Heat oil in a dutch oven or heavy based saucepan.  Add onion, and salt. Saute over medium heat for 8-10min., until onion softened. 

Step 2

Add ginger, garlic and capsicum, cook further 5min., until capsicum is tender. 

Step 3

Add remaining ingredients, mix well, heat to just boiling, stirring frequently.  Turn heat down to low, cover, simmer 15-20min.

Step 4

Serve warm over cooked low protein rice. 

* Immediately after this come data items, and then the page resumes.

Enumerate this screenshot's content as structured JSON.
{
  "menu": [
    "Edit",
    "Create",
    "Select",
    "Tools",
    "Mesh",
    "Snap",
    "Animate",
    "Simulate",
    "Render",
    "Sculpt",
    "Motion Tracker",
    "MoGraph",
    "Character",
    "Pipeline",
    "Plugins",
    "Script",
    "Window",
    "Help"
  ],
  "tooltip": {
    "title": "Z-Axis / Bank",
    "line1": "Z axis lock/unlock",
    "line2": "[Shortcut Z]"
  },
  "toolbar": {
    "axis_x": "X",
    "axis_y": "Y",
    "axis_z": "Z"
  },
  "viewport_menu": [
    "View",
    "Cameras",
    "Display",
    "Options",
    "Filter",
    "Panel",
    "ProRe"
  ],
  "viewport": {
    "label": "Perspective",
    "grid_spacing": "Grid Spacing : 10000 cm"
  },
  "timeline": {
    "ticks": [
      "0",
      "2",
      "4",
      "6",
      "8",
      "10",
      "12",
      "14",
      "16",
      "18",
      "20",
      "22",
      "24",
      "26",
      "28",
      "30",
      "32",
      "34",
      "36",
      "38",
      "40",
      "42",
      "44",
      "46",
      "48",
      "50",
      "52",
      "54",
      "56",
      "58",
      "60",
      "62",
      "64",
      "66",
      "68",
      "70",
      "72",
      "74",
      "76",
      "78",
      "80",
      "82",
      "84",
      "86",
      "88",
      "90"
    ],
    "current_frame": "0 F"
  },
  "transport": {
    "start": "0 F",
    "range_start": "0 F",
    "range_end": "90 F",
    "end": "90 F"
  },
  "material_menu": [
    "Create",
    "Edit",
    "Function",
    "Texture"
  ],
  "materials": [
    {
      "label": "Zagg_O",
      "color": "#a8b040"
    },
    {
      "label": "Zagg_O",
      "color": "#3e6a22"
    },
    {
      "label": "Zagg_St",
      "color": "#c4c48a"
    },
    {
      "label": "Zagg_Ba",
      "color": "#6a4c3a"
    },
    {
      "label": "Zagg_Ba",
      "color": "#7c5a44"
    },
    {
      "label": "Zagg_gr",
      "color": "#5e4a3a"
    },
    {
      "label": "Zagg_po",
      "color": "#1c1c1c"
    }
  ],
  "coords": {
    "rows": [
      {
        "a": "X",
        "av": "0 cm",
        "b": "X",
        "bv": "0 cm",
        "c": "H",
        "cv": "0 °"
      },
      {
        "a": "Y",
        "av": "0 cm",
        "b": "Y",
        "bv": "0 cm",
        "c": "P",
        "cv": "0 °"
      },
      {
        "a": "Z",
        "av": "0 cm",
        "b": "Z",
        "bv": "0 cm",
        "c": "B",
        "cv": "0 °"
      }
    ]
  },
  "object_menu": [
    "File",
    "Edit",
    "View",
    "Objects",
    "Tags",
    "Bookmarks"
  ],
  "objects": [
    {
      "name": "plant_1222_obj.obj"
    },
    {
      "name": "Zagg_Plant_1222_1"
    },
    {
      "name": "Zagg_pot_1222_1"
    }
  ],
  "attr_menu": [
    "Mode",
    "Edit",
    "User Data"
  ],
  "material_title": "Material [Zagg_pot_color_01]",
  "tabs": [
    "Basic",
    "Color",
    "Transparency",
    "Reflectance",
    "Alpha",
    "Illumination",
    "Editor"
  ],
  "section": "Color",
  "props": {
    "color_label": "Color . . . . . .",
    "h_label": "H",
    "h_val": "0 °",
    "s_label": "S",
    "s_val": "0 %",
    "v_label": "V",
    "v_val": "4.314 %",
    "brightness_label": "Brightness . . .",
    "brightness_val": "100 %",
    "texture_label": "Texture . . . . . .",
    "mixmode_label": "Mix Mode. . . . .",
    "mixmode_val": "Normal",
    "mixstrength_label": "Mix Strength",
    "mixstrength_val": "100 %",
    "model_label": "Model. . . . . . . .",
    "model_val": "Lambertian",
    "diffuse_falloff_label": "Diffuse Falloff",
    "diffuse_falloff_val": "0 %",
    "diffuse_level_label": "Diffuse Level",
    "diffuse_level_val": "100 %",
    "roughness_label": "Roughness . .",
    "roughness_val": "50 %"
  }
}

Preliminary Tomato Preparation 
Step 1

Core tomatoes. 

Step 2

Drop tomatoes into a saucepan of boiling water, 10secs. 

Step 3

Hold tomatoes over a sink and pull off skins, they will come right off! 

Step 4

Cut tomatoes open, squeeze out and discard seeds. Coarsely chop remaining pulp.

Serving Suggestion:

Left-over tomato curry stays fresh in an airtight container, in the refrigerator, for 2-3 days.  


Top Tip:

Start cooking rice when you begin making the curry. This will mean the components of your meal are ready and hot at the same time. 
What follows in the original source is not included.